I don't know if I would go so far as to say fragile and exploitable. If it was it would have been knocked over long ago. What should have been a pounding this last few decades and probably still beating inflation.
Now it serves rather well to show how big firms that are supposedly all about calculated risk and risk management are far from always good in that.
Anyway it seems some were struggling with the idea of short selling still.
Someone asks to borrow a widget.
Someone else says "sure, but you break it, you buy it, I will want it or one just like it back in 2 weeks".
You immediately turn around and sell it as you suspect it will be worth far less in said 2 weeks (might even spread some rumours to that effect, and as an added bonus you dumping a lot of widgets initially will in turn potentially drop the price owing to basic supply-demand and people wondering if someone else is onto something and offloading their widgets).
If at said 2 week mark the price had dropped you buy and return a widget to the original owner (possibly with a fee) and can pocket the difference in price as your profit.
If it turns out widgets cure cancer or something and that was released in the meantime the price shoots up as everybody wants a widget and will pay more than before to get one.
You have to return the widget (or pay a hefty fee) for the one you borrowed it off is rather unpleasant and will break your kneecaps if they don't have their stuff. You really don't want this to happen and thus "at any cost" almost ends up being the order of the day. If said one also knows what you did (which is fine) they might also come breathe down your neck and say "you can give it back now if you want" before it gets to that point, especially if they think you don't have the funds to buy one at this new rate or have to wait while you fill out loan paperwork.
To go one further then here then the borrower possibly borrowed an initial widget, went to another and said "I have this widget, can I also borrow yours?", repeat now with two widgets and as the owner of the third widget thinks well there is always those other two that the others guys own that can be bought if this one goes missing so why not. After a while you have people imagining there are more widgets in existence than there actually are. Someone realises this, grabs all the widgets put onto the market in step 2 from the initial stuff (even without the cure to cancer bit that probably bumping the price up). The borrower, rather valuing their kneecaps (not to mention rumour has it they are going to use the spiky bat to do it on this occasion), gets desperate and is all "10, 20, 30, 40... name your price just get them to me", possibly having to sell off other stuff they own to fund it.
If you are the owner of widgets you can either wait to see the borrower get their kneecaps smashed if that would amuse you, or can try to hold out to get the best price which is usually a function of how much money they have (including loans they can take out, and how quick they can sell their house), when others will cave and sell their widget supply, how many widgets they need to find (and if it is possibly more than actually exist... even better), and the cost of kneecap repair surgery or placating the one that originally had the widget (which might well be high as the widget's true owner could be all "if I had it then I could have sold it for a fortune, look at the price" even if that is a kind of circular logic) as well as potentially the shame you will feel when someone asks why you did not sell your widget when someone wanted to pay you silly money for it and now they are worth nothing again.
Replace widget with stocks and you have the 95% of the idea here.

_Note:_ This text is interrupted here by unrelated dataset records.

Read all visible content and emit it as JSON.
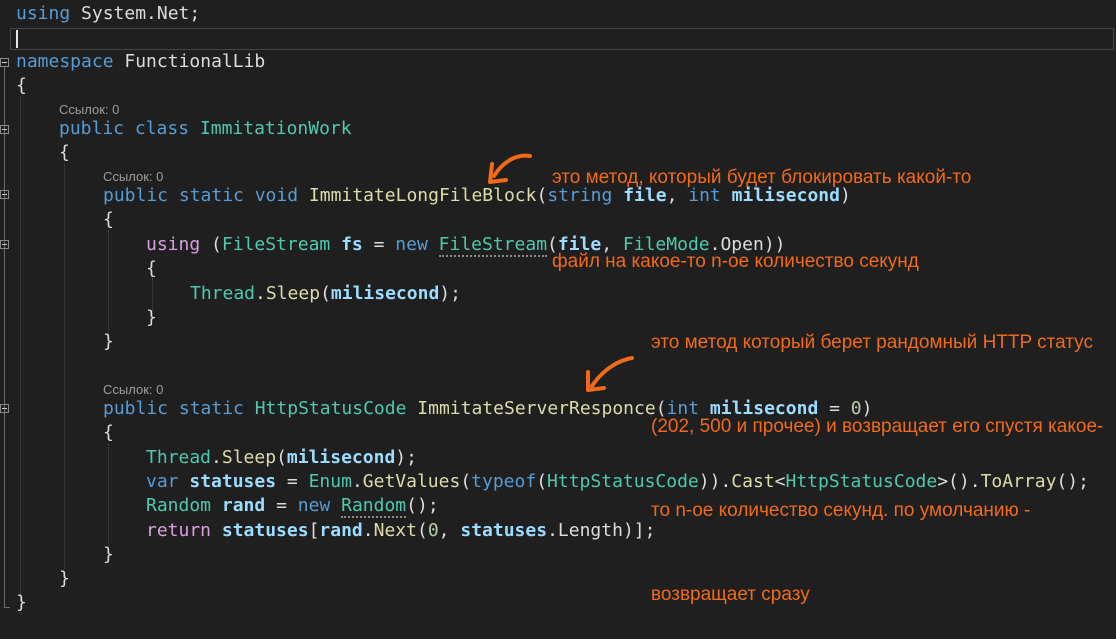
{
  "editor": {
    "lines": {
      "using_kw": "using",
      "using_ns": " System.Net;",
      "ns_kw": "namespace",
      "ns_name": " FunctionalLib",
      "brace_open": "{",
      "brace_close": "}",
      "class_mod": "public class ",
      "class_name": "ImmitationWork",
      "m1_mods": "public static void ",
      "m1_name": "ImmitateLongFileBlock",
      "m1_p1_type": "string",
      "m1_p1_name": "file",
      "m1_p2_type": "int",
      "m1_p2_name": "milisecond",
      "using_stmt_kw": "using",
      "fs_type": "FileStream",
      "fs_var": "fs",
      "new_kw": "new",
      "fs_ctor": "FileStream",
      "file_arg": "file",
      "filemode": "FileMode",
      "open": "Open",
      "thread": "Thread",
      "sleep": "Sleep",
      "milisecond": "milisecond",
      "m2_mods": "public static ",
      "m2_ret": "HttpStatusCode",
      "m2_name": "ImmitateServerResponce",
      "m2_p_type": "int",
      "m2_p_name": "milisecond",
      "m2_default": "0",
      "var_kw": "var",
      "statuses": "statuses",
      "enum": "Enum",
      "getvalues": "GetValues",
      "typeof": "typeof",
      "hsc": "HttpStatusCode",
      "cast": "Cast",
      "toarray": "ToArray",
      "random_type": "Random",
      "rand": "rand",
      "random_ctor": "Random",
      "return_kw": "return",
      "next": "Next",
      "zero": "0",
      "length": "Length"
    },
    "codelens": {
      "ref_class": "Ссылок: 0",
      "ref_m1": "Ссылок: 0",
      "ref_m2": "Ссылок: 0"
    }
  },
  "annotations": {
    "note1_line1": "это метод, который будет блокировать какой-то",
    "note1_line2": "файл на какое-то n-ое количество секунд",
    "note2_line1": "это метод который берет рандомный HTTP статус",
    "note2_line2": "(202, 500 и прочее) и возвращает его спустя какое-",
    "note2_line3": "то n-ое количество секунд. по умолчанию -",
    "note2_line4": "возвращает сразу",
    "color": "#f06a1a"
  }
}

Worse is it seems the borrower made a few friends along the way so is now whispering in the ear of market owners to say "don't allow anybody else to buy widgets, can sell them to me though" (and possibly the market owners are pocketing a few widgets as they said they will take care of it to the small time widget owners looking to sell as they can smell desperation on the part of the borrower and have no loyalty to them when it comes down to it, and widget owners now with very limited options looking to cash in before the bubble pops), possibly some politicians (that the borrower financed and promised a nice cushy job to after they are done), the friends of the borrowers that own the means by which the people that realised they had promised more widgets that exist happen to communicate just happening to drop their means of communication, and going on the news (owned by their friends too) to say "I'm just a poor boy from a poor family. All I wanted was some widgets, just some widgets, and they wouldn't give them to me (look how worthless they were two weeks ago)" (quite why I am mixing Queen with Suicidal Tendencies in my remix here we can leave for another day) and as people still trust the news for reasons I can never quite fathom then they are actually believing it.